A contrario, on ne s’étonnera guère de la sanction lorsqu’un magistrat se fait lui-même cambrioler. Dans ce cas, le sursis ne semble jamais requis. En somme, la Justice française est un peu “à la fortune du pot” et elle marche d’autant mieux que c’est entre confrères (et beaucoup moins pour la plèbe ou les petites gens sans fortune).
Et malgré tout ça, sans surprise, et malgré les cris de dénégations, les sondages réalisés auprès des Français sont sans ambiguïté : 87% d’entre eux estiment (oh, les vilains) que la Justice est trop laxiste.
Il y a un véritable divorce entre les Français qui observent les résultats de leur justice et les magistrats qui refusent de voir ou de comprendre qu’ils ne font plus du tout ce qui est attendu d’eux (la justice est aveugle, eux aussi apparemment). Il serait temps pour eux d’arrêter de fuir la réalité, d’arrêter de prétendre à un travail extraordinaire de leur part alors qu’une majorité de personne pense, observe et fait directement l’expérience, dans son actualité et dans sa chair pour une partie croissante, de l’exact opposé.

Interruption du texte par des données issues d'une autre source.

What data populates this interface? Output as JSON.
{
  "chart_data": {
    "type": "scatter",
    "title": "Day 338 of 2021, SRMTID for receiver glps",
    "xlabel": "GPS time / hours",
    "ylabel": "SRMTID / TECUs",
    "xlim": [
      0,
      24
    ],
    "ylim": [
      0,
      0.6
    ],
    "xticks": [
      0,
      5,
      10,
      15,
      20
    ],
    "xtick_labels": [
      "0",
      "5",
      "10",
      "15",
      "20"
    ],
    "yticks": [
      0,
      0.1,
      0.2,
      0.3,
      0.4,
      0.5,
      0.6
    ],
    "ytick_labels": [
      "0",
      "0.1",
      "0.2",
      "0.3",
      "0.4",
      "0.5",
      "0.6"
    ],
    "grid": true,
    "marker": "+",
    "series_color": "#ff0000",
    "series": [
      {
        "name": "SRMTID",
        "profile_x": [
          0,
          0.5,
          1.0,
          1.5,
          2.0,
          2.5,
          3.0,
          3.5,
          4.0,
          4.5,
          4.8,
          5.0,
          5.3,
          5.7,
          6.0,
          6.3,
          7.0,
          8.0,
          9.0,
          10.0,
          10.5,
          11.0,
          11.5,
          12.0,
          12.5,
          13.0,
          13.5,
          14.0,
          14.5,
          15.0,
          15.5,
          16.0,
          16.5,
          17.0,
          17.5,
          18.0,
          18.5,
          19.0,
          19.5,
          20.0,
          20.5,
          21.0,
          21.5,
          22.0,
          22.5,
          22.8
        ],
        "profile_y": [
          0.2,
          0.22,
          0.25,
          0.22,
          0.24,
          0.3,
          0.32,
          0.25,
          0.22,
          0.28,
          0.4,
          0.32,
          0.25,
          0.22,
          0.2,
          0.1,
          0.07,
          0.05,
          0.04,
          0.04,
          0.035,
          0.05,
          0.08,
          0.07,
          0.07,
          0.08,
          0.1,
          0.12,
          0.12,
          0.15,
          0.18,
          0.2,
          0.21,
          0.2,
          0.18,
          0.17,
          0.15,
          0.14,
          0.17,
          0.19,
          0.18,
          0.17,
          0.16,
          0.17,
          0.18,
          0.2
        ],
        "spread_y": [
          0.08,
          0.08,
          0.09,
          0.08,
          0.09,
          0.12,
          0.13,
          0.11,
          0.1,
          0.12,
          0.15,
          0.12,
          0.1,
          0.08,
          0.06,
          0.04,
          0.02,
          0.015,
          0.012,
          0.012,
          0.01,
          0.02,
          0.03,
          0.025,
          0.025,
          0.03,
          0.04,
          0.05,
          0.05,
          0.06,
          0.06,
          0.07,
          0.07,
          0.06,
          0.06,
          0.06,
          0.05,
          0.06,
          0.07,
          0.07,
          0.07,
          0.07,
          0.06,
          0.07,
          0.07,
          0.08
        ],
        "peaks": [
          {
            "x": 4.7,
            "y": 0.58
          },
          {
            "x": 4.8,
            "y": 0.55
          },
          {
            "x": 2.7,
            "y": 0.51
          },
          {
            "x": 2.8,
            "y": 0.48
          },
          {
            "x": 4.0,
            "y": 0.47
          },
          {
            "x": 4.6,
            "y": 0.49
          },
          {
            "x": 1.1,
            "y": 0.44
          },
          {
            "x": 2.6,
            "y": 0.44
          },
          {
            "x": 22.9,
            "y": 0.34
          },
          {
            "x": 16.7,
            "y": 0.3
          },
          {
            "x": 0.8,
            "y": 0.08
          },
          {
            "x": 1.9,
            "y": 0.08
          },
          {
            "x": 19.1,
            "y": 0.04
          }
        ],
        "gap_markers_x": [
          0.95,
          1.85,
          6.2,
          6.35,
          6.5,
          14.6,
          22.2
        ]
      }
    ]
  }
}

Alors oui, peut-être la justice n’est pas laxiste. Peut-être démontre-t-elle juste chaque jour qu’elle ne fonctionne plus, ou en tout cas, plus dans ses fondements traditionnels : elle a cessé d’être une justice par le peuple (ses magistrats s’en sont extraits bien vite et beaucoup ne sont plus que des idéologues qui cherchent à réinsérer alors que leur première mission est, avant tout, de protéger la société et les victimes), et elle a cessé d’être une justice pour le peuple : elle est (volontairement ?) devenue faible avec les forts, forte avec les faibles, complexe au point d’être illisible, inepte au point de relâcher des tueurs, d’excuser des violeurs, de pardonner aux impardonnables.
Et les politiciens, les experts, les médias et surtout les magistrats peuvent bien fermer leurs petits poings et se rouler par terre en criant “non, non, non”, le constat est sans appel : le peuple a tranché et pour lui, si la justice n’est pas laxiste, au moins est-elle complètement viciée.